Tag Archives: from renting to owning

How renters should prepare for home ownership

Source: OC Housing News

To prepare for home ownership, rent a property using 23% or less of your gross income. Save 8% of your gross income in a special down payment account you don’t raid for other lifestyle expenses or purchases. In less than two years, you will have the down payment to purchase a property comparable to your rental using FHA financing. With the discipline you gained from living within your means and saving for a down payment, you will succeed as a home owner and build equity through paying down a mortgage. You might even be rewarded by the appreciation fairies and complete a move-up once you have about 30% equity in your home and you can sell, cover the closing costs and still have 20% for a down payment on a nicer property.


PITI is short for principal, interest, taxes and insurance, but it also includes other known costs such as HOA dues and private mortgage insurance. When a lender calculates the maximum loan they will extend a borrower to buy a particular property, they start with the borrowers income and apply the maximum debt-to-income ratio, currently 31%. They take this number and divide it by 12 to come up with a maximum PITI. For example, let’s say a borrower making $100,000 per year wants to buy a home. The lender will allow them to put $31,000 per year ($100,000 x 0.31) or $2,583 per month to cover PITI.

Maximum loan balance

When lenders calculate your maximum allowable loan balance, they back out taxes (including Mello Roos), insurance, and HOA dues to calculate the remaining amount left over to cover the payment, which includes principal and interest. Generally, about 25% of PITI is consumed by taxes, insurance and other costs. Let’s assume $583 is consumed for these backed-out items. The remaining $2,000 is available to make a payment. From that, lenders use another formula that takes into account the interest rate to calculate the maximum loan balance.

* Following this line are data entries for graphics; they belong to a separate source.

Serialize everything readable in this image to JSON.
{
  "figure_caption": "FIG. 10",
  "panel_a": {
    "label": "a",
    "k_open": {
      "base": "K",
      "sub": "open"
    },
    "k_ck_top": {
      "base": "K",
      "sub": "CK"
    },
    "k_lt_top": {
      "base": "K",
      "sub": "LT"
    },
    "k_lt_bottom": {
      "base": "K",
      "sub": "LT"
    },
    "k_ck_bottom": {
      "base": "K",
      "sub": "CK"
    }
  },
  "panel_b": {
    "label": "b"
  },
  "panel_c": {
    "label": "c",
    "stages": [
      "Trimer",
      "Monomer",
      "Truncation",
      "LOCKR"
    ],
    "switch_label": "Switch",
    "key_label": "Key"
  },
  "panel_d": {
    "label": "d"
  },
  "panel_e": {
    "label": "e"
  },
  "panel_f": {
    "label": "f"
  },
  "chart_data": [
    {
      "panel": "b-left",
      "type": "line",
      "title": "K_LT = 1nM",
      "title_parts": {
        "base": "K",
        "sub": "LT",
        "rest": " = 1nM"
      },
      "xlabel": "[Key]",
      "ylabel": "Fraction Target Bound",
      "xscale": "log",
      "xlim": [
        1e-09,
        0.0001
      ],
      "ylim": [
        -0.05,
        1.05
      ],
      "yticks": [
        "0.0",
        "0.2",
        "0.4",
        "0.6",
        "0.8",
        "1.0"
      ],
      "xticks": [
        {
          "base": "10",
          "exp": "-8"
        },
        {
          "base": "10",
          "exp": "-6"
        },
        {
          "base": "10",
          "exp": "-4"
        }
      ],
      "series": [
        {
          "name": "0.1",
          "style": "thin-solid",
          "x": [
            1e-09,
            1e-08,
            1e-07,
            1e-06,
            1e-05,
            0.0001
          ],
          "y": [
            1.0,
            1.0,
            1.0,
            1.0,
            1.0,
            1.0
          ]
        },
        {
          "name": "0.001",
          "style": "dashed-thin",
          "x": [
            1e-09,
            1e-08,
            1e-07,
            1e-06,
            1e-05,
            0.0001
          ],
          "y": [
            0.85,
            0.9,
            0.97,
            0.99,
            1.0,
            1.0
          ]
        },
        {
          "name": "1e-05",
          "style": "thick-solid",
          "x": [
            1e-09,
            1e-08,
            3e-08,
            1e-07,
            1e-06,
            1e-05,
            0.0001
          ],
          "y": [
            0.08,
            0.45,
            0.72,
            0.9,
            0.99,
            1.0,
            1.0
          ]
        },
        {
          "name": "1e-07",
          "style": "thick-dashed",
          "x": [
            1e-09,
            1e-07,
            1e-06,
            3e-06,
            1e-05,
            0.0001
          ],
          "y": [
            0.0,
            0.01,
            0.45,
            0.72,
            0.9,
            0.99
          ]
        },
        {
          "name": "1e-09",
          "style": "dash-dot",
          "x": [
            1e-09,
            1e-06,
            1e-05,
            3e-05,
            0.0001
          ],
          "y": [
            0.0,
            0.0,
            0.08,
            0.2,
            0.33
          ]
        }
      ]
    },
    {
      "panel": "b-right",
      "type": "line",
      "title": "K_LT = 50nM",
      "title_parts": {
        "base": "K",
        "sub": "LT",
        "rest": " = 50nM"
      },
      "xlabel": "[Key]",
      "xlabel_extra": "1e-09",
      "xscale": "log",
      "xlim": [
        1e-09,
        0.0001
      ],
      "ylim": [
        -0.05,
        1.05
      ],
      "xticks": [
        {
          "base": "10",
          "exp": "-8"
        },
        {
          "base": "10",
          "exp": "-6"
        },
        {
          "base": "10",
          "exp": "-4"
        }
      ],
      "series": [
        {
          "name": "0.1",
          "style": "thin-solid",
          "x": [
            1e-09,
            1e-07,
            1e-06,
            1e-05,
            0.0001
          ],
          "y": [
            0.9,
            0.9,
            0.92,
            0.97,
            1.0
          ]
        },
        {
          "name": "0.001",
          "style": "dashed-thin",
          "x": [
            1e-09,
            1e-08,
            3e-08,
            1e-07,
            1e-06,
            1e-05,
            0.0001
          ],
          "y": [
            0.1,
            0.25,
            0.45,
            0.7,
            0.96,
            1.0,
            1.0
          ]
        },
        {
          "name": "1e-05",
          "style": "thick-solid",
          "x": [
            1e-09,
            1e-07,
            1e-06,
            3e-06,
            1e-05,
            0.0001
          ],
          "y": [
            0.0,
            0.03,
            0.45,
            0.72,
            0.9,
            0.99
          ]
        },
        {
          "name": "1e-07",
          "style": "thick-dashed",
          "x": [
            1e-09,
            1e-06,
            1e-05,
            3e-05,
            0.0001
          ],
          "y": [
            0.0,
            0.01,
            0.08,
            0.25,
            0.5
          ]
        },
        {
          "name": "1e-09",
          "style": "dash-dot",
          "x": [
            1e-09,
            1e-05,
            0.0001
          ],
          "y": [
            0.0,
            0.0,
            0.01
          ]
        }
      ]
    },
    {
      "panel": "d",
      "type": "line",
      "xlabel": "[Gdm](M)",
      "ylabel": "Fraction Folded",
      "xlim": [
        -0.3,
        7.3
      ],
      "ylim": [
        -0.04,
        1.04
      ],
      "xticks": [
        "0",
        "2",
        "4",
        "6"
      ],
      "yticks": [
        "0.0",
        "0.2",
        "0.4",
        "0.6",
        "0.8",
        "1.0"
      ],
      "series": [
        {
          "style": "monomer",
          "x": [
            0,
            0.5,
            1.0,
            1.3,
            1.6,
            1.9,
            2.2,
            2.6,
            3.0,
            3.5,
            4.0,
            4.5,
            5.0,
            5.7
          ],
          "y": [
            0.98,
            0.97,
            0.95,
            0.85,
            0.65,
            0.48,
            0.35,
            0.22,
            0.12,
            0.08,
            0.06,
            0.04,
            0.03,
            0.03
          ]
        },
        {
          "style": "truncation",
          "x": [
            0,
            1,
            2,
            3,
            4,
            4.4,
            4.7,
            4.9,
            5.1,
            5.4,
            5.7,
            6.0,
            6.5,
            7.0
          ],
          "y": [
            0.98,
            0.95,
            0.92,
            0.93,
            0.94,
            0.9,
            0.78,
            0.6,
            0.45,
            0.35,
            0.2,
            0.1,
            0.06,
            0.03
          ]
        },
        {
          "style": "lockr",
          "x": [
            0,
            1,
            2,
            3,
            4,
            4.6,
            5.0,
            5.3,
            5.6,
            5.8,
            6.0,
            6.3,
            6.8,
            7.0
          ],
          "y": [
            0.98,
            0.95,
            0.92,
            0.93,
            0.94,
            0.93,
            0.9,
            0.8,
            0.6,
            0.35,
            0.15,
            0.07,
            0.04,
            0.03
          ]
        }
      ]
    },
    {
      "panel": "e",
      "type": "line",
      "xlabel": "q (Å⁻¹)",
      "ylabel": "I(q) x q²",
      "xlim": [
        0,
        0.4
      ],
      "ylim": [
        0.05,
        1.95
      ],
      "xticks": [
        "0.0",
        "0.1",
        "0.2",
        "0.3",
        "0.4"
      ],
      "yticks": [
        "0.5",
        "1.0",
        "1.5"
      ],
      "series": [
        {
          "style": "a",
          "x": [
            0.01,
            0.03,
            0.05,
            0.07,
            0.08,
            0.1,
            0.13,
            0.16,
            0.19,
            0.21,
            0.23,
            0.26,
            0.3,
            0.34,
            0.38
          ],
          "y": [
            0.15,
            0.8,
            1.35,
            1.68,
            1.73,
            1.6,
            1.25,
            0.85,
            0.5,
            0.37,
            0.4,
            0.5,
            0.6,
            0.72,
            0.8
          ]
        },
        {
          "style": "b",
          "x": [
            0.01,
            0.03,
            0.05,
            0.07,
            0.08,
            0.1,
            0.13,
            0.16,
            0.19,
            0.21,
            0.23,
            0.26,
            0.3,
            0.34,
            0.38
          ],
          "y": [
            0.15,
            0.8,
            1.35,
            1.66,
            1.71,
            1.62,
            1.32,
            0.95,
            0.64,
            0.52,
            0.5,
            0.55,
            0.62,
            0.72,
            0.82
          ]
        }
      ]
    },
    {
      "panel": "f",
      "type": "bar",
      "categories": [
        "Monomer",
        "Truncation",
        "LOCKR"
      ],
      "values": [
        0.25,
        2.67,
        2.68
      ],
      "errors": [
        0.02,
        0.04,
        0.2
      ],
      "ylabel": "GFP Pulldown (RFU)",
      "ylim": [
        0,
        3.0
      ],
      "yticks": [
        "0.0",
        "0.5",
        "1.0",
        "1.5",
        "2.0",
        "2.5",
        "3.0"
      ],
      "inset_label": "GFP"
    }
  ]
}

If we stay with our example from above, a borrower making $100,000 per year making a $2,000 monthly payment can borrow $440,000 using 20% down conventional financing or $381,175 using FHA financing.

Rent and Savings

A renter making $100,000 a year should be paying about $1,900 in rent and saving about $700 per month toward a down payment. That translates to a 23% rent-to-income ratio.

From the above example, a $440,000 conventional loan balance leaves a $110,000 down payment to purchase a $550,000 house. At $700 per month, it will take 158 months to save the $142,052 for a down payment. Thirteen years is a very long time. That’s why so many people opt for FHA financing with 3.5% down. At $700 per month, it only takes 20 months, or just over a year and a half, to save the $13,825 required to cover the FHA down payment on a $395,000 property.

Did you notice the catch to using FHA financing? People who don’t have a 20% down payment have to settle for much less house on the same income. This is why the tradition of buying a starter home, waiting until it accrues 20% equity, then selling for a move-up is such a big part of our housing market.